Tive sorte. Foram 10 horas de vôo entre São Paulo e Amsterdam, e ninguém havia comprado o assento 22B, que ficava entre a suspirante e melancólica mulher da janelinha (no caso, eu, Sra. 22A) e o educado e gélido homem do corredor (ao que tudo indica, um holandês, Sr. 22C). Na chegada, ele percebeu meus ridículos esforços para colocar a bagagem de mão no abarrotado compartimento superior, que eu mal conseguia alcançar (nenhum holandês deve ter 1,60m, concluo), e disse gentilmente “I try”, ao que eu agradeci e aceitei prontamente. Aeromoças lindas, loiras e sorridentes passavam pra lá e pra cá, eu suspirei e disse bye bye Brasil, o avião decolou, eu não comi nada e não liguei a TV uma vez sequer durante toda a viagem. Não queria saber em que latitude e longitude estava, não queria assistir nenhuma comédia nova, nem jogar Tetris, nem comer suflê. Só queria dormir e lembrar. Ajustei o horário do meu iPod para GMT+1:00 Madrid e dei um play.

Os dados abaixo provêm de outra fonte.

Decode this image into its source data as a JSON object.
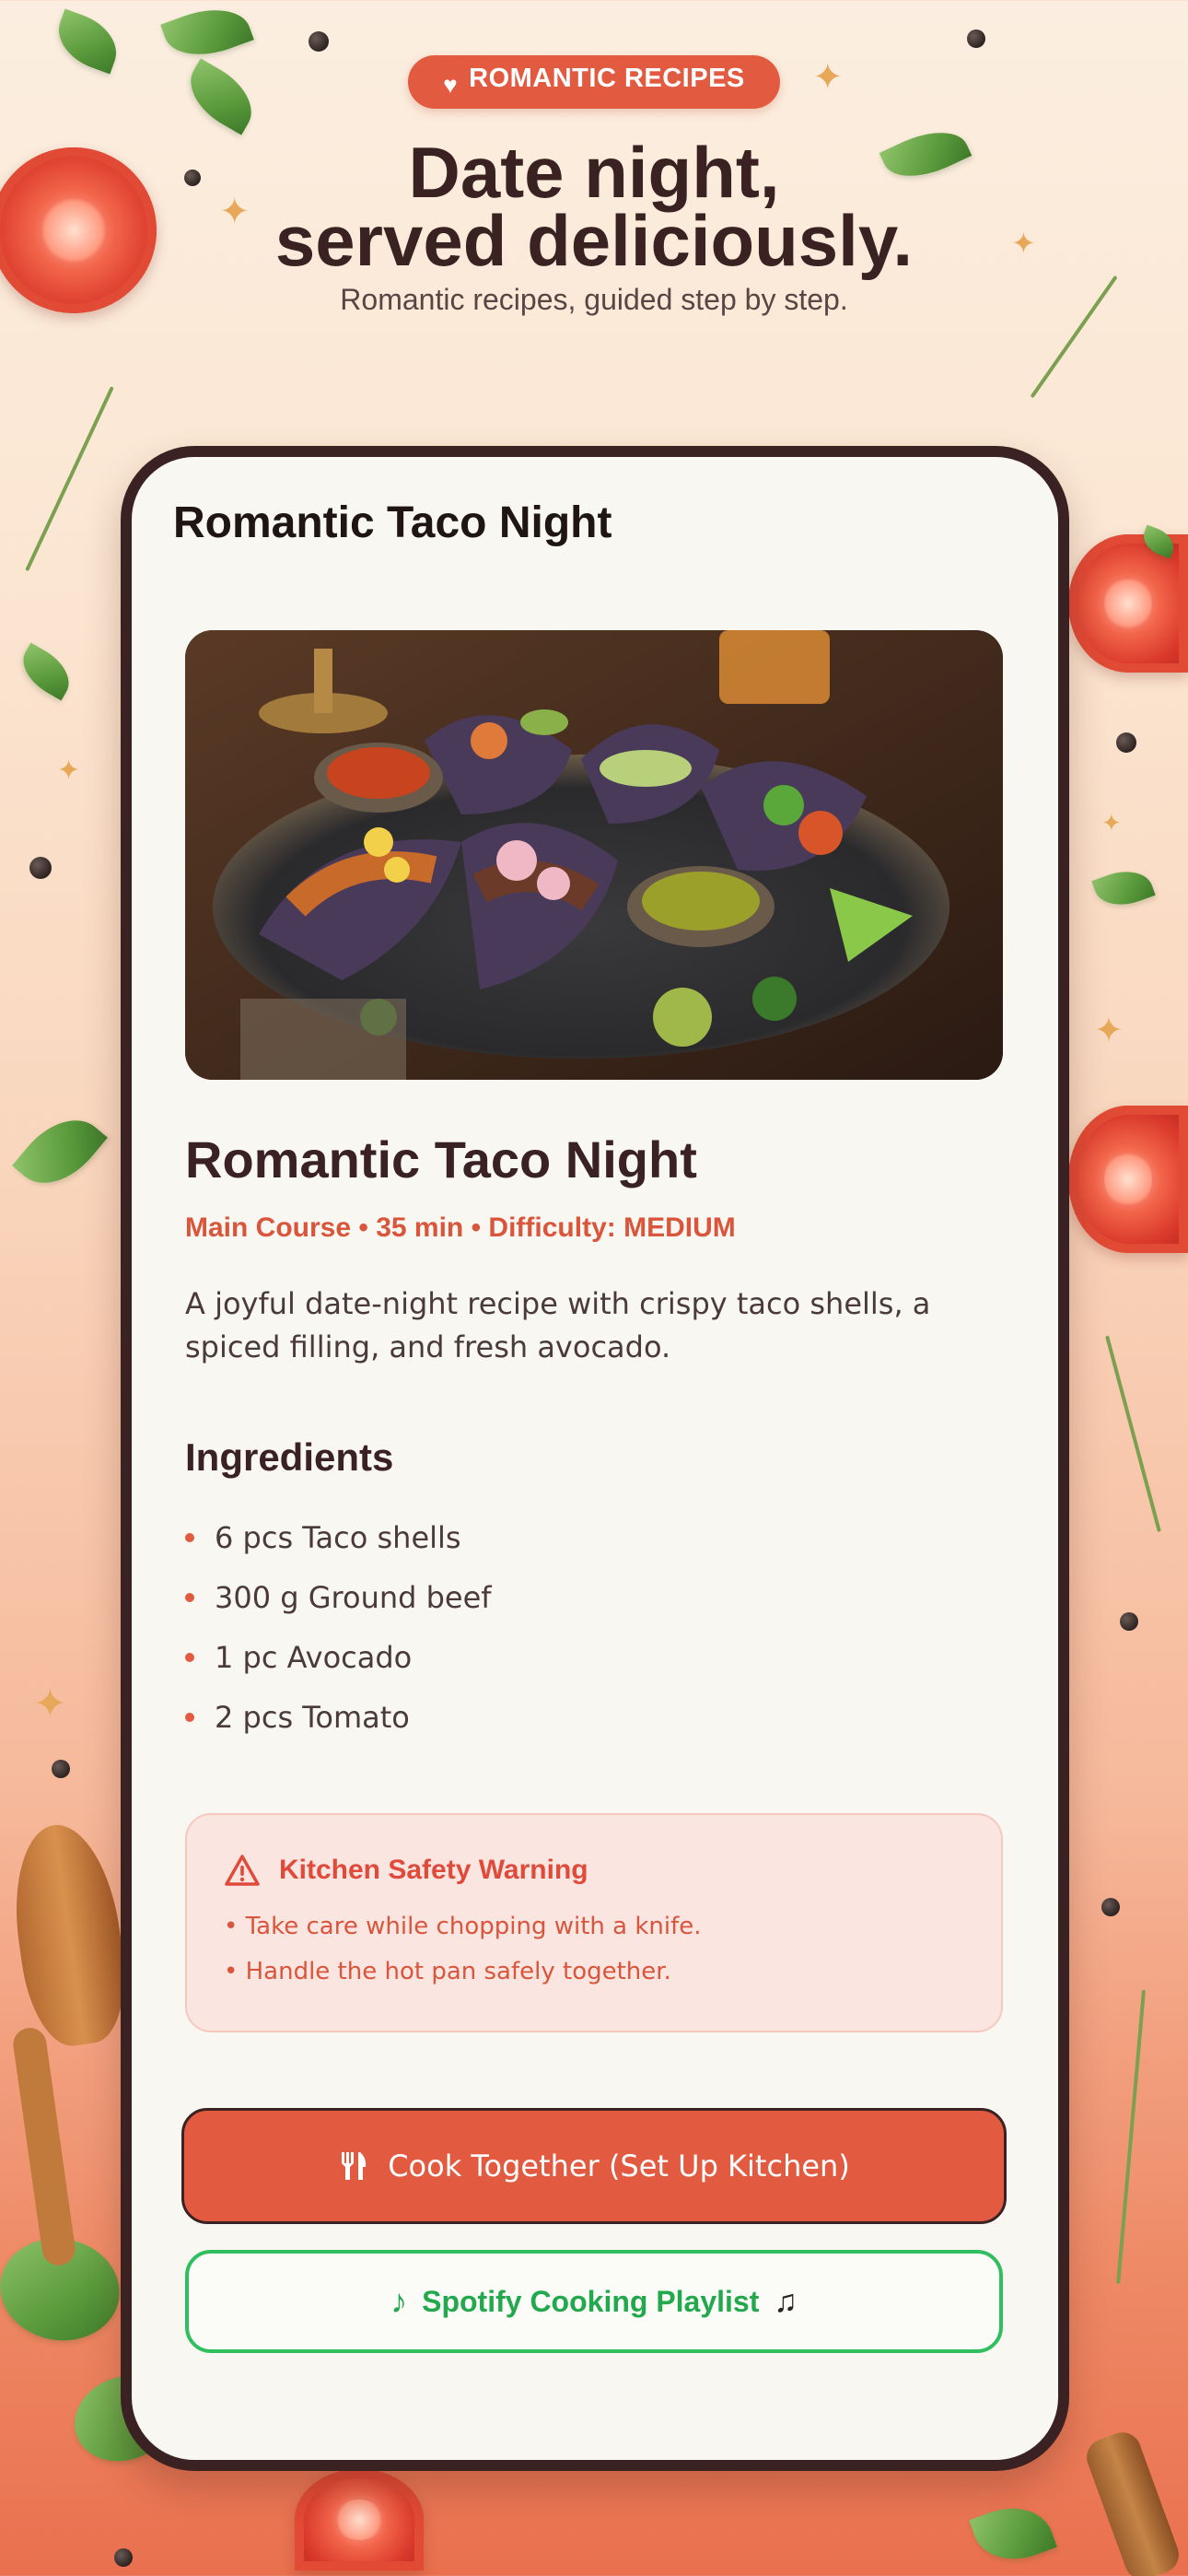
{
  "header": {
    "badge_label": "ROMANTIC RECIPES",
    "title_line1": "Date night,",
    "title_line2": "served deliciously.",
    "subtitle": "Romantic recipes, guided step by step."
  },
  "card": {
    "header_title": "Romantic Taco Night",
    "image_alt": "Plate of tacos with salsa and lime",
    "recipe_title": "Romantic Taco Night",
    "meta": "Main Course • 35 min • Difficulty: MEDIUM",
    "description": "A joyful date-night recipe with crispy taco shells, a spiced filling, and fresh avocado.",
    "ingredients_heading": "Ingredients",
    "ingredients": [
      "6 pcs Taco shells",
      "300 g Ground beef",
      "1 pc Avocado",
      "2 pcs Tomato"
    ],
    "warning": {
      "title": "Kitchen Safety Warning",
      "items": [
        "• Take care while chopping with a knife.",
        "• Handle the hot pan safely together."
      ]
    },
    "buttons": {
      "cook_label": "Cook Together (Set Up Kitchen)",
      "spotify_label": "Spotify Cooking Playlist"
    }
  },
  "colors": {
    "accent": "#e25b41",
    "dark": "#3a2222",
    "spotify_green": "#2fbf5f",
    "warning_bg": "#fbe5e1"
  },
  "icons": {
    "badge": "heart-icon",
    "warning": "warning-triangle-icon",
    "cook": "fork-knife-icon",
    "spotify": "music-note-icon"
  }
}
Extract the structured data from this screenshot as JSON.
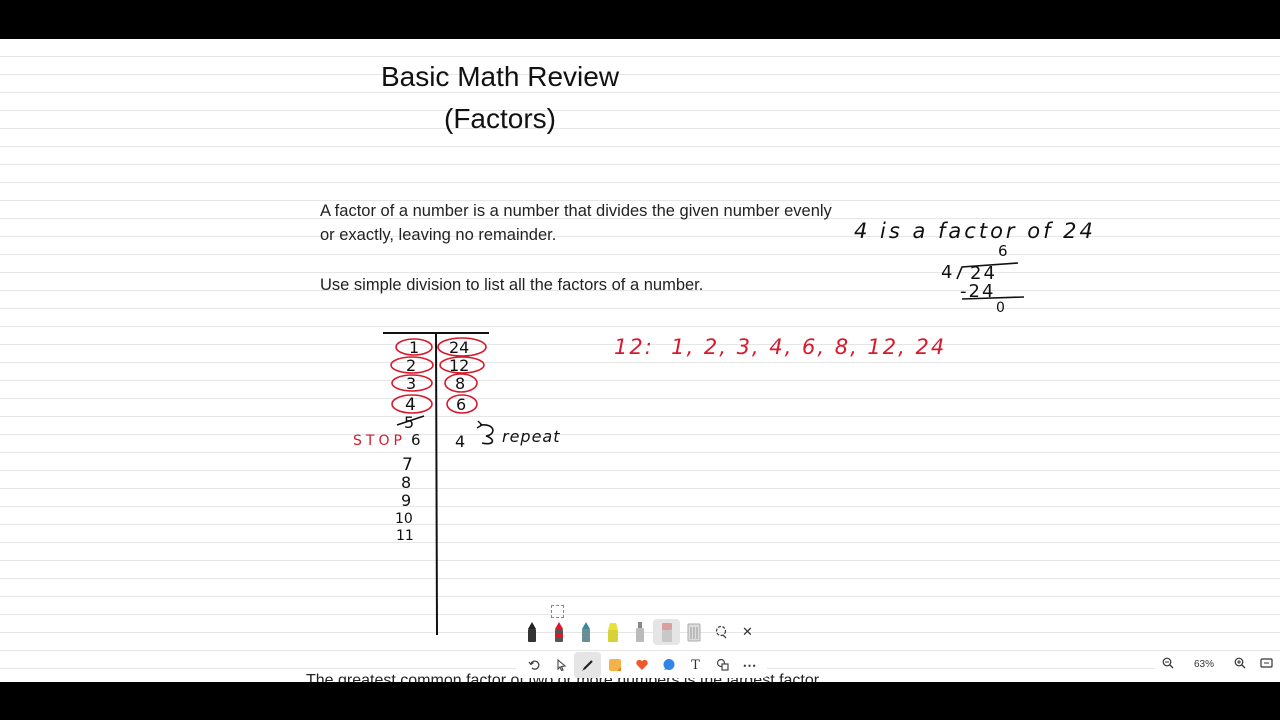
{
  "document": {
    "title_line1": "Basic Math Review",
    "title_line2": "(Factors)",
    "paragraph1": "A factor of a number is a number that divides the given number evenly or exactly, leaving no remainder.",
    "paragraph2": "Use simple division to list all the factors of a number.",
    "bottom_text": "The greatest common factor of two or more numbers is the largest factor"
  },
  "handwriting": {
    "statement": "4 is a factor of 24",
    "division": {
      "quotient": "6",
      "divisor": "4",
      "dividend": "24",
      "subtrahend": "-24",
      "remainder": "0"
    },
    "factor_list": "12:  1, 2, 3, 4, 6, 8, 12, 24",
    "table_header_left": "1",
    "table_header_right": "24",
    "left_column": [
      "2",
      "3",
      "4",
      "5",
      "6",
      "7",
      "8",
      "9",
      "10",
      "11"
    ],
    "right_column": [
      "12",
      "8",
      "6",
      "4"
    ],
    "stop_label": "STOP",
    "repeat_label": "repeat",
    "ink_colors": {
      "black": "#111111",
      "red": "#d6192b"
    }
  },
  "toolbar": {
    "pens": [
      {
        "name": "black-pen",
        "color": "#222222"
      },
      {
        "name": "red-pen",
        "color": "#d6192b"
      },
      {
        "name": "teal-pen",
        "color": "#3b8a9a"
      },
      {
        "name": "yellow-highlighter",
        "color": "#e8e23a"
      },
      {
        "name": "grey-pencil",
        "color": "#9e9e9e"
      },
      {
        "name": "eraser",
        "color": "#d9a0a0"
      },
      {
        "name": "ruler",
        "color": "#bbbbbb"
      }
    ],
    "undo_icon": "undo-icon",
    "select_icon": "pointer-icon",
    "draw_icon": "pen-icon",
    "sticky_note_color": "#f6b24a",
    "heart_color": "#f05a2a",
    "comment_color": "#2f86e8",
    "text_tool": "T",
    "more": "⋯",
    "close": "✕"
  },
  "zoom": {
    "value": "63%"
  }
}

Hoy en mi ventana brilla el sol
Y el corazón
Se pone triste contemplando la ciudad
Porque te vas


Tive sorte. Eu só tinha coisas boas pra lembrar e nenhum cotovelo ao lado pra me cutucar. E quando o avião pousou em Amsterdam, de modo quase imperceptível, deslizando pela pista até parar suavemente, na melhor aterrissagem da minha vida, eu pensei: ah, esse é braço.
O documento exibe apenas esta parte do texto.